Latent Profile Analysis (LPA) is a variant of cluster analysis. Cluster analysis is a statistical technique for finding ‘‘clusters’’ of observations that have similar values on a set of variables.

In this sense it is the “classic” way of segmentation, i.e. finding homogenous groups with hetrogenous attributes.

LPA is a model based approach which means observations ( = customers) obtain a probability of beloning to a class (which is the latent part of LPA).

LPA handles continous variables and allows the researcher to find an optimal solution (number of clusters) based on several fit criteria.

1.1 Use Cases

LPA (or another clustering technique) can be used to:

1.2 Example

We use the following example data to illustrate LPA analysis from a Wholesale distributor. The data reflects the annual spending of business in Portugal.Below you see a sample of the data. Each row is a customer.

More information on the dataset can be found here.

fresh milk grocery frozen detergents_paper delicassen
12669 9656 7561 214 2674 1338
7057 9810 9568 1762 3293 1776
6353 8808 7684 2405 3516 7844
13265 1196 4221 6404 507 1788
22615 5410 7198 3915 1777 5185
9413 8259 5126 666 1795 1451

1.3 How many clusters should we define?

With any cluster analysis, this is a critical question. There are various ways from a analytical standpoint to answer this question. LPA is a unsupervised technique, based on probabilities. The algortihm can therefore determine how many cluster provide and “optimal” fit for the data.

We run a set of clusters (1, n) and options and let the model determine the optimal set of clusters. There are a number of information criteria which can be used to select the number of clusters (e.g. Aikake Information Criterion etc.) for AIC and BIC lower is better. In our examepl a 3 or 4 cluster solution provides the best fit to our data.

Model 1 and Model 6 refer to settings of variance and covariances

We use a more advanced approach defined (Akogul and Erisoglu 2017Akogul, Serkan, and Murat Erisoglu. 2017. “An Approach for Determining the Number of Clusters in a Model-Based Cluster Analysis.” Entropy 19 (9). Multidisciplinary Digital Publishing Institute: 452.) to select the optimal number of clusters. In this case 3 clusters are most appropriate.

1.4 Visualize latent profiles

Once the model / researcher has decided on the number of clusters, meaning must be assigned. It is a matter of interpretation what type of labels are assigned to each cluster. Generally speaking the most obvious / interesting / useful assignments are made.

Size and distribution of the variables can be compared between clusters

Same data as before only not the relative percentages

In our example one could assign the following clusters

cluster fresh milk grocery frozen detergents_paper delicassen
Big spenders 22198 18952 22171 8687 8708 5356
Freshies 13209 2023 2565 3602 371 909
Small spenders 8568 7003 10638 1325 4303 1366

1.5 Using customer segments in subsequent analysis

Once clusters and meaning have been assigned this data can be merged back to the original set to obtain further insights. In our example we also have information on the type of business and region of channel

Same data as before only not the relative percentages

Horeca has relatively more Freshies, which makes sense.

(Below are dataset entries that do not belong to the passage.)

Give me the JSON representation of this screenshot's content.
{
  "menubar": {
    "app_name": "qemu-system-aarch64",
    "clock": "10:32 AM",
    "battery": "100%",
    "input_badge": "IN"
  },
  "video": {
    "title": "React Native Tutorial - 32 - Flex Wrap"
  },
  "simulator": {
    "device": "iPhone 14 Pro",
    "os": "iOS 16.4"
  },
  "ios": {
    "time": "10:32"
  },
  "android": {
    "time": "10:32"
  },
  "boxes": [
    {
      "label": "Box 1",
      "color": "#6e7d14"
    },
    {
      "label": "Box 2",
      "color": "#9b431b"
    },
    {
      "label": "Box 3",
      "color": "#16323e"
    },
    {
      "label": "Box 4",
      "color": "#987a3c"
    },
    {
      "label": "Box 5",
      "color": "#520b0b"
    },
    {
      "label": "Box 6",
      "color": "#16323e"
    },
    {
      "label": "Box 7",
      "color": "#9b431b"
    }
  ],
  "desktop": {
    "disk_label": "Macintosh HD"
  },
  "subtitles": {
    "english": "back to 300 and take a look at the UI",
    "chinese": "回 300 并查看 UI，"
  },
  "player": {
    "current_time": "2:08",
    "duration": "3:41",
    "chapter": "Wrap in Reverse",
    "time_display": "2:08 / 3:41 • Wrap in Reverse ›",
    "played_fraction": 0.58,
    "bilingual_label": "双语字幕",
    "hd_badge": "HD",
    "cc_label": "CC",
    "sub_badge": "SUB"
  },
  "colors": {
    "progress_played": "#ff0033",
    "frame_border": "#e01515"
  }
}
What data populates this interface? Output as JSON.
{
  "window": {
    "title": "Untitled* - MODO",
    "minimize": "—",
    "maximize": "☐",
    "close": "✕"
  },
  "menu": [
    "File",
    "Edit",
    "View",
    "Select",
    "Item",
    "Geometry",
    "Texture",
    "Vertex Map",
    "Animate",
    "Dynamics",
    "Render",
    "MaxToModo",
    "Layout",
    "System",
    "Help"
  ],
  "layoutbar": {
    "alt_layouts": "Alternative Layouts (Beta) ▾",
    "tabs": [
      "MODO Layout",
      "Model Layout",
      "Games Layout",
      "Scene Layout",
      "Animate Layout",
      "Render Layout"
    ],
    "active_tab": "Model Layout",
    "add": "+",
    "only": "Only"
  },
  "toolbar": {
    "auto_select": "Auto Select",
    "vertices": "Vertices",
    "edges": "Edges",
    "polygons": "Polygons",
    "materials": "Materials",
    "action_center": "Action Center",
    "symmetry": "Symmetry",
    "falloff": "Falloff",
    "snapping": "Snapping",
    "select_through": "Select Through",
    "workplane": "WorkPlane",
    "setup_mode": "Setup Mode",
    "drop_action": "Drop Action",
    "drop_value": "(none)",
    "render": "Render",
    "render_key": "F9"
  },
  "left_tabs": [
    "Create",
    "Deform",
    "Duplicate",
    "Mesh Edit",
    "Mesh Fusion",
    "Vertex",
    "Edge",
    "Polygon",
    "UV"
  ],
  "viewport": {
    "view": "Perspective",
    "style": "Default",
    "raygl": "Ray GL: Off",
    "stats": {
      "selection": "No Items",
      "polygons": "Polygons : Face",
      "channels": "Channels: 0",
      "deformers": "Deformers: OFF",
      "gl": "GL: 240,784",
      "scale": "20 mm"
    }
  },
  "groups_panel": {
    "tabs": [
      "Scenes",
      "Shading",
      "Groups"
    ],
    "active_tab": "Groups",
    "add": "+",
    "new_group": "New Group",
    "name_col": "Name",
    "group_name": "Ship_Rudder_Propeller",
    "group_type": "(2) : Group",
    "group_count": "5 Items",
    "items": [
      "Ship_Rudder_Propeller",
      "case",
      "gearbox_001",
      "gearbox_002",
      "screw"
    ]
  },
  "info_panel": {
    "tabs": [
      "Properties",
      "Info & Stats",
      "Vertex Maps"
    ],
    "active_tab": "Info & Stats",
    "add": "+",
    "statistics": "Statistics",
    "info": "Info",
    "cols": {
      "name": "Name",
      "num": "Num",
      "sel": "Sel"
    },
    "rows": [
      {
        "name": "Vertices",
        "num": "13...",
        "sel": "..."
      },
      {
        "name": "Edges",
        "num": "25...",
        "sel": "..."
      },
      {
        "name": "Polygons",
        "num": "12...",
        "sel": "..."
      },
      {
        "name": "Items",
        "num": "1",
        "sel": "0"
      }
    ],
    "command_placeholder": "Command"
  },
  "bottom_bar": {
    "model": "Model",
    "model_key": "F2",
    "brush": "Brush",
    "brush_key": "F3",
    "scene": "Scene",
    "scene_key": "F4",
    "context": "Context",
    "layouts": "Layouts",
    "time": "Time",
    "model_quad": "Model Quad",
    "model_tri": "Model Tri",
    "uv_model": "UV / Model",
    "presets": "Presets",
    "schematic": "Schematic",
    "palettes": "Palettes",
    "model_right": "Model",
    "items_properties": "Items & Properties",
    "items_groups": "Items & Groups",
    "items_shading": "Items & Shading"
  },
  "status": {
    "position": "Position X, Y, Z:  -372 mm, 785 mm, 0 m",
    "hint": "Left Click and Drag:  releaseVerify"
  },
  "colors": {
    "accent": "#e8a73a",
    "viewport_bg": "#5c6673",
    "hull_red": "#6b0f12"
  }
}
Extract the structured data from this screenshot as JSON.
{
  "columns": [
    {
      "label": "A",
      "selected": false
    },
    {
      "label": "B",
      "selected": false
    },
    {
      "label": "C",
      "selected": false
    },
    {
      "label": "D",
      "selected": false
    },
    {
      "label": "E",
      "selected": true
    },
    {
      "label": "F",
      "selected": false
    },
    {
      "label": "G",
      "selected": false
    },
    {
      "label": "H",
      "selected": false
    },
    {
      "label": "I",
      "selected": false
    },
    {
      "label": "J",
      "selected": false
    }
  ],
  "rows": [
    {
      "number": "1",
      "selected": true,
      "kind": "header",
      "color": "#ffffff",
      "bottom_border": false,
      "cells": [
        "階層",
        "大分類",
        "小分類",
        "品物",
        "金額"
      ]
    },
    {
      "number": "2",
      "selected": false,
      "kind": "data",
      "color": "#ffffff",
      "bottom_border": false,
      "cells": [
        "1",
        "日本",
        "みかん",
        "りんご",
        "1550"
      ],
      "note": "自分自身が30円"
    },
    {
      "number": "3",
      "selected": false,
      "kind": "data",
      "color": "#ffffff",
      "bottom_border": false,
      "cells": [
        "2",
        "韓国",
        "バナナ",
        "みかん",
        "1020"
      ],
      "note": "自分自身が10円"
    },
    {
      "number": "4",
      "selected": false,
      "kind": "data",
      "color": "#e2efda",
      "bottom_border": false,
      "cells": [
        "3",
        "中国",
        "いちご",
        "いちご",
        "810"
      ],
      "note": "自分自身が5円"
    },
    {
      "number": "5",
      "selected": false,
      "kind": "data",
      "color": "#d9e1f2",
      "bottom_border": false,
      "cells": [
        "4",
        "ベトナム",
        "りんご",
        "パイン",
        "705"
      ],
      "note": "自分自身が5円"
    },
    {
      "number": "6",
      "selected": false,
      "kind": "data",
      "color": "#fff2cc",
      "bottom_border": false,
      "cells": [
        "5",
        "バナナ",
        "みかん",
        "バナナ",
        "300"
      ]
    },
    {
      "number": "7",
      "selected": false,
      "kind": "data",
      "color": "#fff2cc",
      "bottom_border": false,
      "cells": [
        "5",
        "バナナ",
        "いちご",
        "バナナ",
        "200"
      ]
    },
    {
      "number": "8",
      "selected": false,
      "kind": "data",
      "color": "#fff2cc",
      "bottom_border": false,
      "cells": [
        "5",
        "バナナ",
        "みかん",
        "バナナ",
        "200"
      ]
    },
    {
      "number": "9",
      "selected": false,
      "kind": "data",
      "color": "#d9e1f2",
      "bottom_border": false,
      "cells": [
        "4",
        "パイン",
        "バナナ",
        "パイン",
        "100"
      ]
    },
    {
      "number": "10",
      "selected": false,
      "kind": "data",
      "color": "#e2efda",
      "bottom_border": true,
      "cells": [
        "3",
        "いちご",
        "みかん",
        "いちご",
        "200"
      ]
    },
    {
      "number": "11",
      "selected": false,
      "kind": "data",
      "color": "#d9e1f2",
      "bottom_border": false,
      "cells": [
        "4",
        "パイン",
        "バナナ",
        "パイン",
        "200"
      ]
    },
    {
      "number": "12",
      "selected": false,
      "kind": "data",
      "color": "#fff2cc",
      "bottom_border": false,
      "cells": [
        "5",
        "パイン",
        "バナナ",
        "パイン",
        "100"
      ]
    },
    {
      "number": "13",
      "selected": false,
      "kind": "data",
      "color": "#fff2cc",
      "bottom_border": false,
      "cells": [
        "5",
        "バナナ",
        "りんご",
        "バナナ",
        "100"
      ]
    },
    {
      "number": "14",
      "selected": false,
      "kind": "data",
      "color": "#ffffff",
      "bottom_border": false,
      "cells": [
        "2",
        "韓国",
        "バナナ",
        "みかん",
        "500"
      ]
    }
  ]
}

1.6 Visualize similarity between customers

A different way to visualize whether the clusters make sense and get a more indepth understanding of the variability of the cluster solution is using a dimension reduction technique. In this case we use UMAP which takes the original data and reduces it to two dimensions (without loosing too much information).

You can see a grouping of customers which (to some degree) match out cluster solution. The map also demonstrates that some clusters have a wide variety within a cluster (e.g. a Big Spender can vary in their purchase pattern).

This technique provides an individial level estimate of similarity which can be used for downstream analysis.

Points represent our customers. Customers which have a more similar purchase pattern appear closer together.